Israel and the U.S. are urging the U.N. to work through the GHF, but the U.N. has refused, questioning its neutrality and accusing the distribution model of militarizing aid and forcing displacement. The GHF began operations in Gaza on May 26 and said on Friday so far it has distributed nearly 9 million meals.
While the GHF has said there have been no incidents at its so-called secure distribution sites, Palestinians seeking aid have described disorder and access routes to the sites have been beset by chaos and deadly violence.
Dozens of Palestinians were killed near GHF sites between Sunday and Tuesday, Gaza health authorities said. Israel has said it is investigating the Monday and Tuesday incidents, but said it was not to blame for Sunday's violence.

HOSPITAL FUEL LOW
The GHF did not give out aid on Wednesday as it pressed Israel to boost civilian safety beyond its sites, then on Friday it paused some aid distribution "due to excessive crowding."
The Israeli military said on Saturday that 350 trucks of humanitarian aid belonging to the U.N. and other international relief groups were transferred this week via the Kerem Shalom crossing into Gaza.
Israel makes the U.N. offload aid on the Palestinian side of the crossing, where it then has to be picked by the U.N. and aid groups in Gaza. The U.N. has accused Israel of regularly denying access requests and complained that its aid convoys have been looted by unidentified armed men and hungry civilians.
Israel has in recent weeks expanded its offensive across the Gaza Strip as U.S., Qatari and Egyptian-led efforts to secure another ceasefire have faltered. Medics in Gaza said 55 people were killed in Israeli strikes across the enclave on Saturday.
The Palestinian Health Ministry said on Saturday that Gaza's hospitals only had fuel for three more days and that Israel was denying access for international relief agencies to areas where fuel storages designated for hospitals are located.
There was no immediate response from the Israeli military or COGAT, the Israeli defence agency that coordinates humanitarian matters with the Palestinians.
Meanwhile, the Israeli military said it had uncovered "an underground tunnel route, including a command and control center from which senior Hamas commanders" operated beneath the European Hospital compound in southern Gaza.
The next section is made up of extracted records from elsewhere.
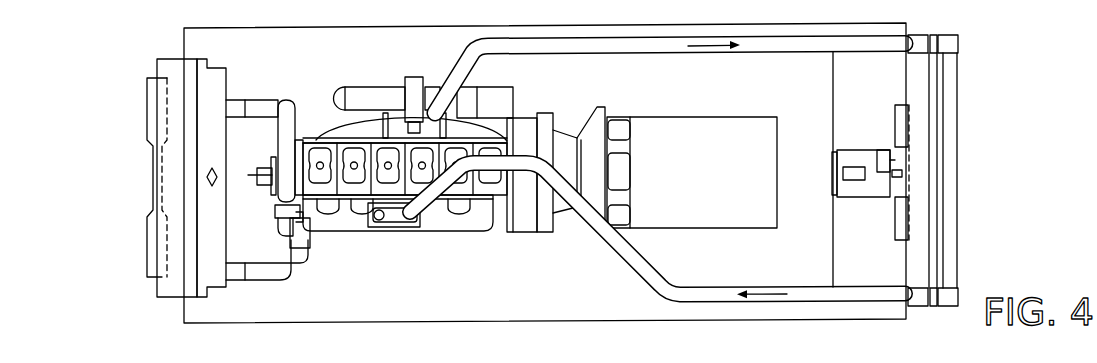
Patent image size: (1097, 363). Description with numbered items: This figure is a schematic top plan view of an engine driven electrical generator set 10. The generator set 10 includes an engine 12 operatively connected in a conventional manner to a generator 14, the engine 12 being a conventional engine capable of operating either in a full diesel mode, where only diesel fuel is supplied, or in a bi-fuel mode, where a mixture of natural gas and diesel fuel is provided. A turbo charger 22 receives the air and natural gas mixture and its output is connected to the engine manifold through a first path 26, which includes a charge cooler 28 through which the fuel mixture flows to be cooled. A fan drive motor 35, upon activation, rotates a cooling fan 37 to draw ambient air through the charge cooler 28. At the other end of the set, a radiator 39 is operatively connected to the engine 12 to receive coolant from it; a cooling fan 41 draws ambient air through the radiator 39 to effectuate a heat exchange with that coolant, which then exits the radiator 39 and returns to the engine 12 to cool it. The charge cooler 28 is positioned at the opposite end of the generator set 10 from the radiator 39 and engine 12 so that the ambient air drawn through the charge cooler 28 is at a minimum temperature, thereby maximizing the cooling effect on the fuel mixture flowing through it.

The generator set 10 is at (972, 156).
The engine 12 is at (364, 243).
The generator 14 is at (690, 116).
The turbo charger 22 is at (415, 77).
The first path 26 is at (595, 47).
The charge cooler 28 is at (958, 98).
The fan drive motor 35 is at (862, 203).
The cooling fan 37 is at (897, 105).
The radiator 39 is at (216, 295).
The cooling fan 41 is at (148, 281).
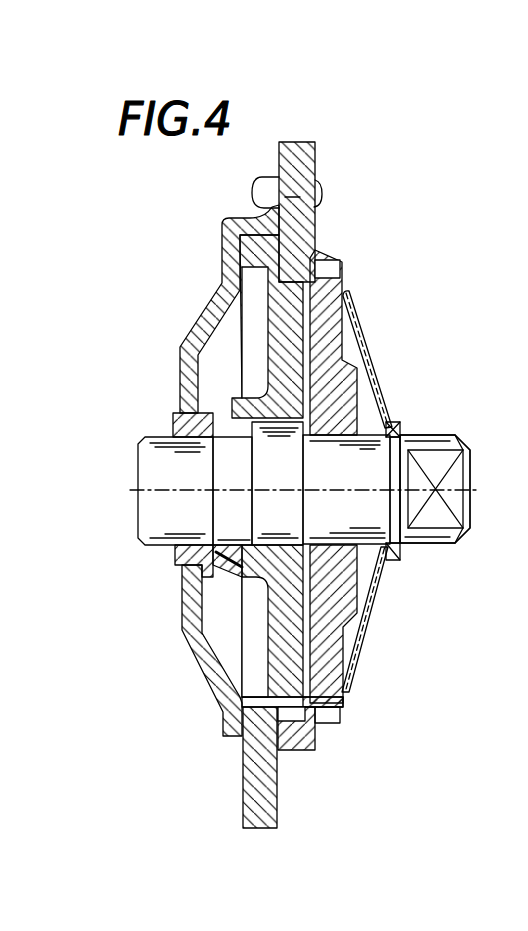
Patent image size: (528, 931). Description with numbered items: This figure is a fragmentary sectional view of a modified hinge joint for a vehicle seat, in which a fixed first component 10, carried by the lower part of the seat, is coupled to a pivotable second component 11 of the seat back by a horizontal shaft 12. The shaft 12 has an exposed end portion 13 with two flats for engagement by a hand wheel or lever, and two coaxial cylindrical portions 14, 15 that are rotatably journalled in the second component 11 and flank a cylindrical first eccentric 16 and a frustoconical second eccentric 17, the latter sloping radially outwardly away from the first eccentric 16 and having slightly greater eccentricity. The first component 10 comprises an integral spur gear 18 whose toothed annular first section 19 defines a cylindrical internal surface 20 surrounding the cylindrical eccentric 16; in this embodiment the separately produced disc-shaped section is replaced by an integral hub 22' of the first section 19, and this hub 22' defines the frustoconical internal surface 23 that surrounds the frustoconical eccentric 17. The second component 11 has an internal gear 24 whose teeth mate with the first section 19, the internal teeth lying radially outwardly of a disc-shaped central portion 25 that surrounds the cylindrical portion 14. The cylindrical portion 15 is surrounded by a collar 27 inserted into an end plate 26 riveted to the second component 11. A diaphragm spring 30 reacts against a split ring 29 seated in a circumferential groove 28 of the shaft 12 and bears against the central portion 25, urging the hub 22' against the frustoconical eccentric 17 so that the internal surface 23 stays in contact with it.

The first component 10 is at (258, 789).
The second component 11 is at (318, 168).
The shaft 12 is at (452, 420).
The exposed end portion 13 is at (447, 547).
The cylindrical portion 14 is at (351, 478).
The cylindrical portion 15 is at (193, 528).
The cylindrical first eccentric 16 is at (293, 528).
The frustoconical second eccentric 17 is at (248, 455).
The spur gear 18 is at (330, 692).
The toothed annular first section 19 is at (285, 328).
The cylindrical internal surface 20 is at (238, 556).
The integral hub 22' is at (184, 309).
The frustoconical internal surface 23 is at (151, 547).
The internal gear 24 is at (322, 721).
The central portion 25 is at (343, 603).
The end plate 26 is at (207, 672).
The collar 27 is at (188, 424).
The circumferential groove 28 is at (397, 518).
The split ring 29 is at (396, 425).
The diaphragm spring 30 is at (363, 347).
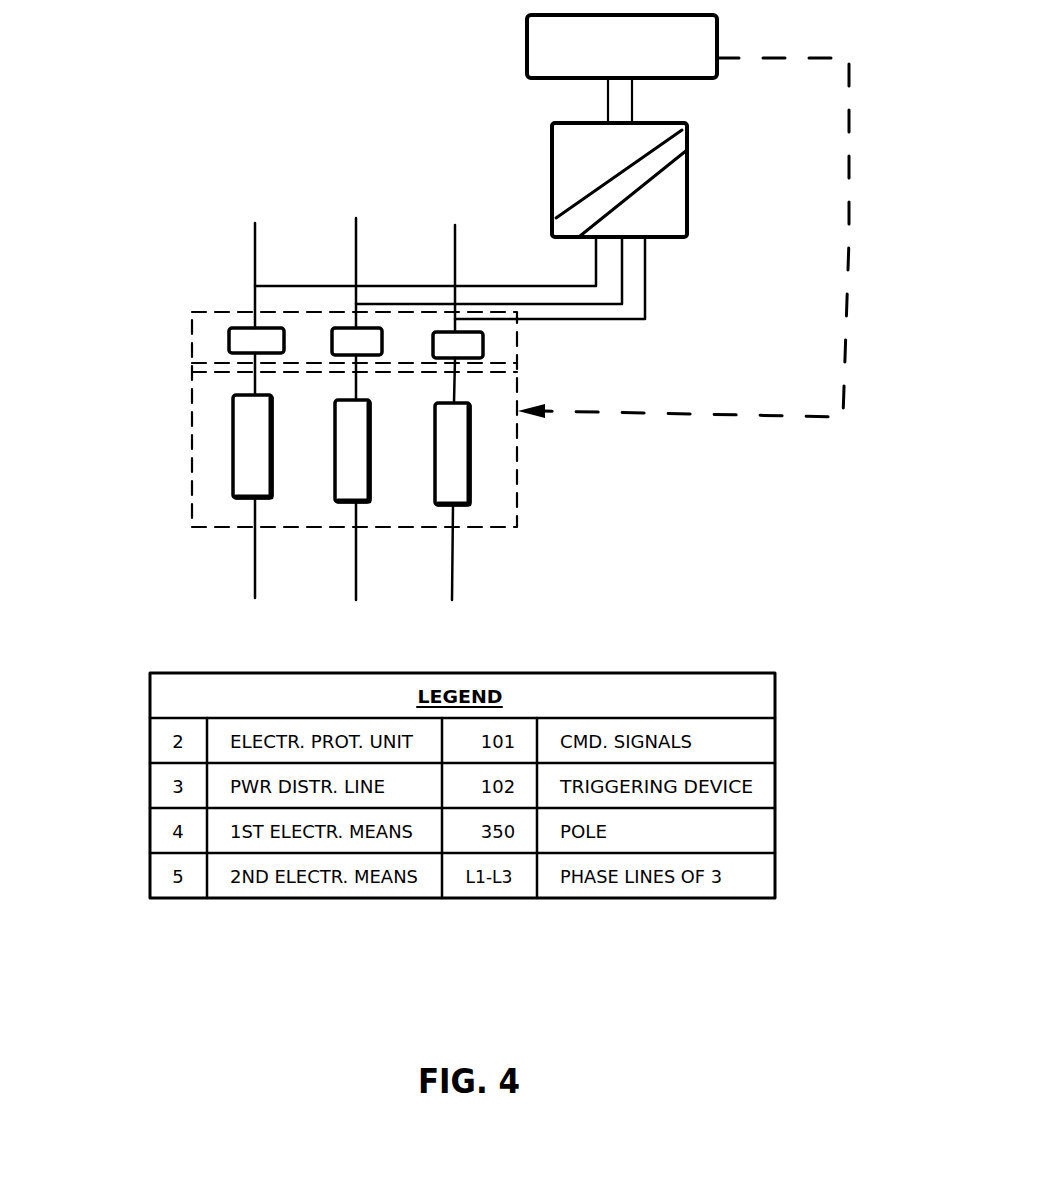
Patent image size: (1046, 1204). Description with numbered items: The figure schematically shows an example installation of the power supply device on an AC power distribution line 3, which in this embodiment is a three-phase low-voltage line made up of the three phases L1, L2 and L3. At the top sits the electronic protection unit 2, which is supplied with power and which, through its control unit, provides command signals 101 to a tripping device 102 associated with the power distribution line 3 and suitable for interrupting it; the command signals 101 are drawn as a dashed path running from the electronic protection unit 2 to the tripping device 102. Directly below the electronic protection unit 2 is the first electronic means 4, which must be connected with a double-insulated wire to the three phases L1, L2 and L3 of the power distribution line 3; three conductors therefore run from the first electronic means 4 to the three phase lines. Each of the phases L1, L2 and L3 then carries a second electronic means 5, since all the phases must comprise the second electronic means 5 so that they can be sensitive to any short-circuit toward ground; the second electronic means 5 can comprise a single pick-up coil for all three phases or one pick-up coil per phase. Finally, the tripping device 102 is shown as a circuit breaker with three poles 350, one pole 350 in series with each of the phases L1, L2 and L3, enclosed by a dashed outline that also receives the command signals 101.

The electronic protection unit 2 is at (703, 40).
The power distribution line 3 is at (237, 217).
The first electronic means 4 is at (670, 183).
The second electronic means 5 is at (250, 338).
The command signals 101 is at (715, 238).
The tripping device 102 is at (513, 505).
The pole 350 is at (238, 432).
The phase L1 is at (225, 475).
The phase L2 is at (326, 477).
The phase L3 is at (426, 483).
The war erupted after Hamas-led militants took 251 hostages and killed 1,200 people, most of them civilians, in the Oct. 7, 2023, attack, Israel's single deadliest day.
Israel's military campaign has since killed more than 54,000 Palestinians, most of them civilians, according to health authorities in Gaza, and flattened much of the coastal enclave.
Israeli Defence Minister Israel Katz said on Saturday the Israeli military had retrieved the body of a Thai agricultural worker held in Gaza since the October 2023 attack. Nattapong Pinta's body was held by the Mujahedeen Brigades militant group, and recovered from Rafah in southern Gaza, Katz said.